Diastolic dysfunction is a key determinant of symptoms and adverse remodeling in hypertrophic cardiomyopathy (HCM). Data describing the durability of diastolic improvement with long-term cardiac myosin inhibitor therapy...Diastolic dysfunction is a key determinant of symptoms and adverse remodeling in hypertrophic cardiomyopathy (HCM). Data describing the durability of diastolic improvement with long-term cardiac myosin inhibitor therapy in real-world settings remain limited. We performed a real-world cohort study of adults with HCM treated with at least 18 months of mavacamten with serial echocardiography at approximately 3-month intervals through 24 months. Left ventricular (LV) structure, standard diastolic indices and diastolic dysfunction grade were assessed.
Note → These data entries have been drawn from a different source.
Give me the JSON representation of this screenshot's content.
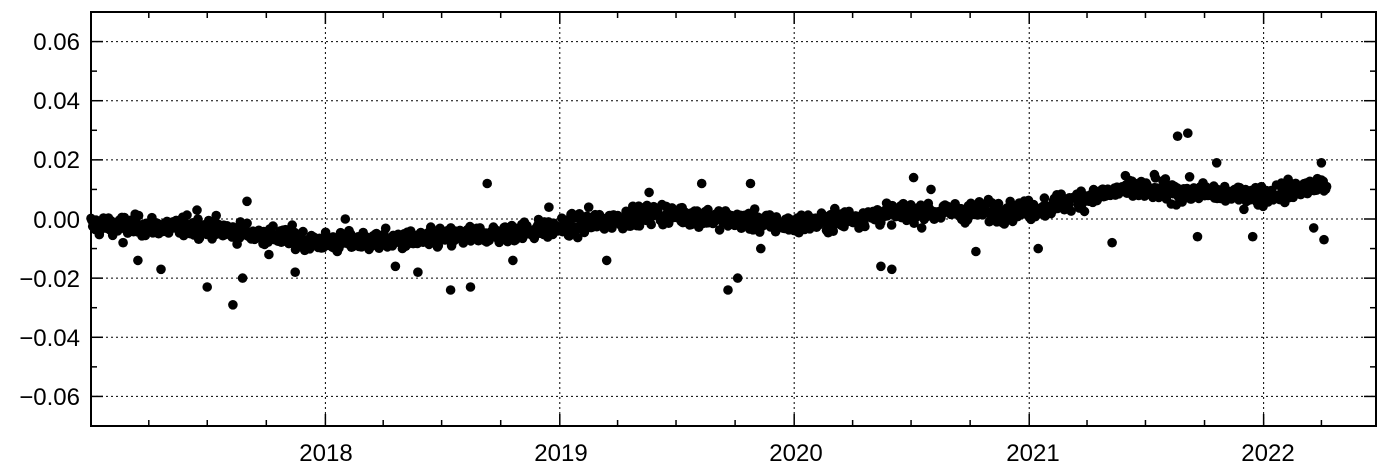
{
  "chart_data": {
    "type": "scatter",
    "title": "",
    "xlabel": "",
    "ylabel": "",
    "xlim": [
      "2017-01-01",
      "2022-06-25"
    ],
    "ylim": [
      -0.07,
      0.07
    ],
    "x_tick_labels": [
      "2018",
      "2019",
      "2020",
      "2021",
      "2022"
    ],
    "y_tick_labels": [
      "0.06",
      "0.04",
      "0.02",
      "0.00",
      "−0.02",
      "−0.04",
      "−0.06"
    ],
    "grid": true,
    "marker_color": "#000000",
    "series": [
      {
        "points": [
          {
            "x": "2017-01-15",
            "y": -0.004
          },
          {
            "x": "2017-02-20",
            "y": -0.008
          },
          {
            "x": "2017-03-15",
            "y": -0.014
          },
          {
            "x": "2017-04-20",
            "y": -0.017
          },
          {
            "x": "2017-05-10",
            "y": -0.003
          },
          {
            "x": "2017-06-15",
            "y": 0.003
          },
          {
            "x": "2017-07-01",
            "y": -0.023
          },
          {
            "x": "2017-08-10",
            "y": -0.029
          },
          {
            "x": "2017-08-25",
            "y": -0.02
          },
          {
            "x": "2017-09-01",
            "y": 0.006
          },
          {
            "x": "2017-10-05",
            "y": -0.012
          },
          {
            "x": "2017-11-15",
            "y": -0.018
          },
          {
            "x": "2017-12-20",
            "y": -0.008
          },
          {
            "x": "2018-02-01",
            "y": 0.0
          },
          {
            "x": "2018-04-20",
            "y": -0.016
          },
          {
            "x": "2018-05-25",
            "y": -0.018
          },
          {
            "x": "2018-07-15",
            "y": -0.024
          },
          {
            "x": "2018-08-15",
            "y": -0.023
          },
          {
            "x": "2018-09-10",
            "y": 0.012
          },
          {
            "x": "2018-10-20",
            "y": -0.014
          },
          {
            "x": "2018-12-15",
            "y": 0.004
          },
          {
            "x": "2019-02-15",
            "y": 0.004
          },
          {
            "x": "2019-03-15",
            "y": -0.014
          },
          {
            "x": "2019-05-20",
            "y": 0.009
          },
          {
            "x": "2019-08-10",
            "y": 0.012
          },
          {
            "x": "2019-09-20",
            "y": -0.024
          },
          {
            "x": "2019-10-05",
            "y": -0.02
          },
          {
            "x": "2019-10-25",
            "y": 0.012
          },
          {
            "x": "2019-11-10",
            "y": -0.01
          },
          {
            "x": "2020-01-20",
            "y": -0.002
          },
          {
            "x": "2020-05-15",
            "y": -0.016
          },
          {
            "x": "2020-06-01",
            "y": -0.017
          },
          {
            "x": "2020-07-05",
            "y": 0.014
          },
          {
            "x": "2020-08-01",
            "y": 0.01
          },
          {
            "x": "2020-10-10",
            "y": -0.011
          },
          {
            "x": "2021-01-15",
            "y": -0.01
          },
          {
            "x": "2021-05-10",
            "y": -0.008
          },
          {
            "x": "2021-07-15",
            "y": 0.015
          },
          {
            "x": "2021-08-20",
            "y": 0.028
          },
          {
            "x": "2021-09-05",
            "y": 0.029
          },
          {
            "x": "2021-09-20",
            "y": -0.006
          },
          {
            "x": "2021-10-20",
            "y": 0.019
          },
          {
            "x": "2021-12-15",
            "y": -0.006
          },
          {
            "x": "2022-02-01",
            "y": 0.01
          },
          {
            "x": "2022-03-20",
            "y": -0.003
          },
          {
            "x": "2022-04-01",
            "y": 0.019
          },
          {
            "x": "2022-04-05",
            "y": -0.007
          }
        ],
        "trend": [
          {
            "x": "2017-01-01",
            "y": -0.002
          },
          {
            "x": "2017-07-01",
            "y": -0.003
          },
          {
            "x": "2018-01-01",
            "y": -0.008
          },
          {
            "x": "2018-06-01",
            "y": -0.007
          },
          {
            "x": "2019-01-01",
            "y": -0.003
          },
          {
            "x": "2019-06-01",
            "y": 0.002
          },
          {
            "x": "2020-01-01",
            "y": -0.002
          },
          {
            "x": "2020-06-01",
            "y": 0.002
          },
          {
            "x": "2021-01-01",
            "y": 0.003
          },
          {
            "x": "2021-06-01",
            "y": 0.01
          },
          {
            "x": "2022-01-01",
            "y": 0.008
          },
          {
            "x": "2022-04-10",
            "y": 0.012
          }
        ]
      }
    ]
  }
}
Paired baseline and end-point measures were compared. Fifty-one patients were included (mean age 58 ± 14 years; 45% men). From baseline to 24 months, left atrial volume index decreased from 42.2 ± 14.4 to 30.2 ± 11.7 ml/m² (Δ -12.0, p <0.001); LV wall thickness decreased from 18.7 ± 3.0 to 15.2 ± 2.3 mm (Δ -3.5, p <0.001); and LV mass index decreased from 121.6 ± 33.5 to 98.1 ± 22.3 g/m² (Δ -23.4, p <0.001). Lateral e' increased from 0.08 ± 0.03 to 0.09 ± 0.03 m/s (p <0.001) and medial e' increased from 0.05 ± 0.02 to 0.07 ± 0.02 m/s (p <0.001). Lateral E/e' decreased from 14.3 ± 8.9 to 9.8 ± 3.9 (p <0.001) and medial E/e' decreased from 18.8 ± 11.3 to 13.3 ± 4.7 (p <0.001). RVSP decreased from 30.0 ± 12.0 to 26.5 ± 8.9 mm Hg (p = 0.01). Diastolic dysfunction grade distribution shifted toward lower grades over time. In conclusion, in a real-world HCM cohort treated with mavacamten, echocardiographic measures of diastolic function, LA remodeling, and pulmonary pressures improved and remained durable through 24 months.